Il paese è sostanzialmente uguale a quello trovato nel 1994, modellato prima da trent’anni di consociativsmo e disfunzioni, un paese avversato da tutta la destra allora esistente che rigettava l’idea del nuovo consociativismo presentato da Occhetto e D’Alema.

E’ tutto come ieri o quasi: siamo un paese con una scarsa propensione per l’osservanza delle leggi, con una sottocultura anti-statale che blocca l’amministrazione pubblica, dove il merito è soffocato ancora dal clientelismo, dove le scuole hanno addirittura perso colpi per via di modelli sbagliati perpetrati nel tempo, lo stesso vale per l’Università, la ricerca, i trasporti (Alitalia ha praticamente fallito), i treni sono sempre in ritardo, la digitalizzazione è indietro rispetto ai concorrenti, si tengono in galera le persone sbagliate, le galere sono piene e si fa carità cristiana per svuotarle, il problema dell’immigrazione non è stato gestito correttamente et cet et cet.

Insomma, questo governo, questa maggioranza… hanno numeri a sufficienza per provare a cambiare il volto del paese, avendo un’idea in mente.

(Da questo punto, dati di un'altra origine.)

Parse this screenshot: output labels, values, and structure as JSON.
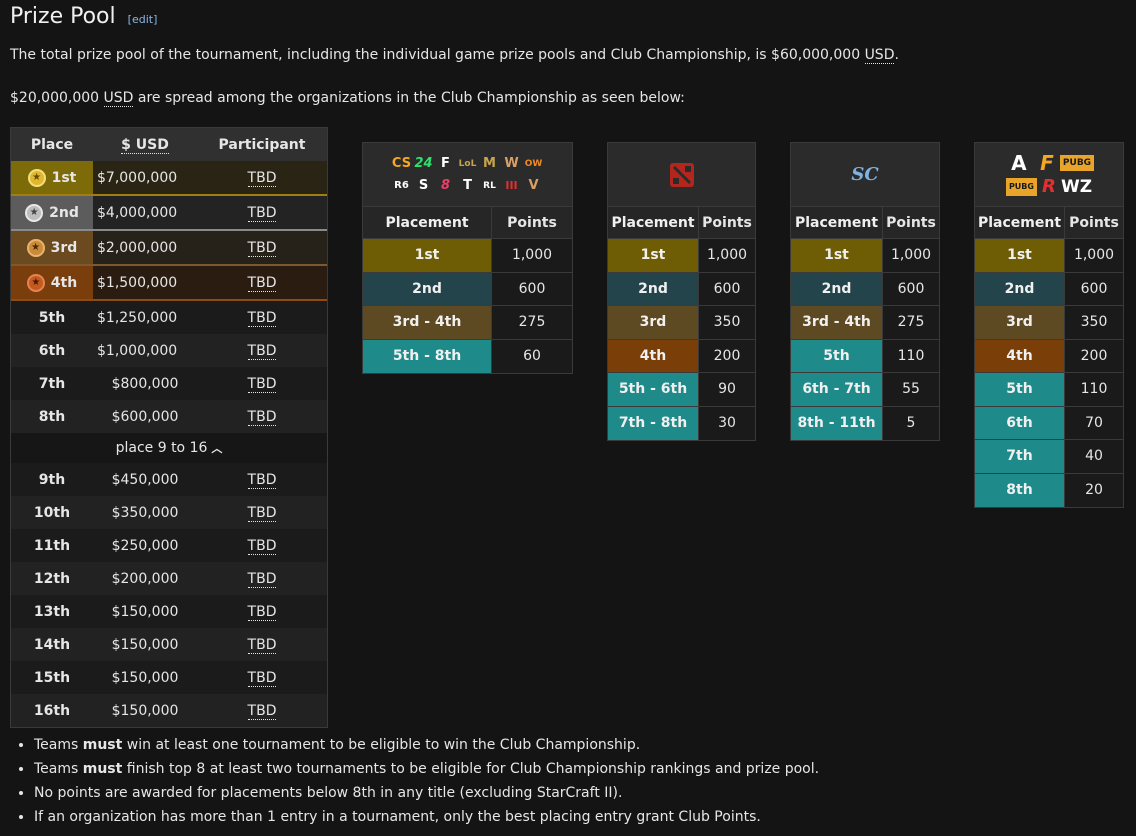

Invece siamo sempre costretti a governare l’emergenza, che non è nient’altro che la conseguenza di passati governi.

La sfida del Governo Berlusconi è sempre questa: fare la rivoluzione liberale, non riempirsi la bocca di parole e promesse. Il PDL dev’essere regolato per questa rivoluzione, altrimenti diventerà una nuova ingessata DC.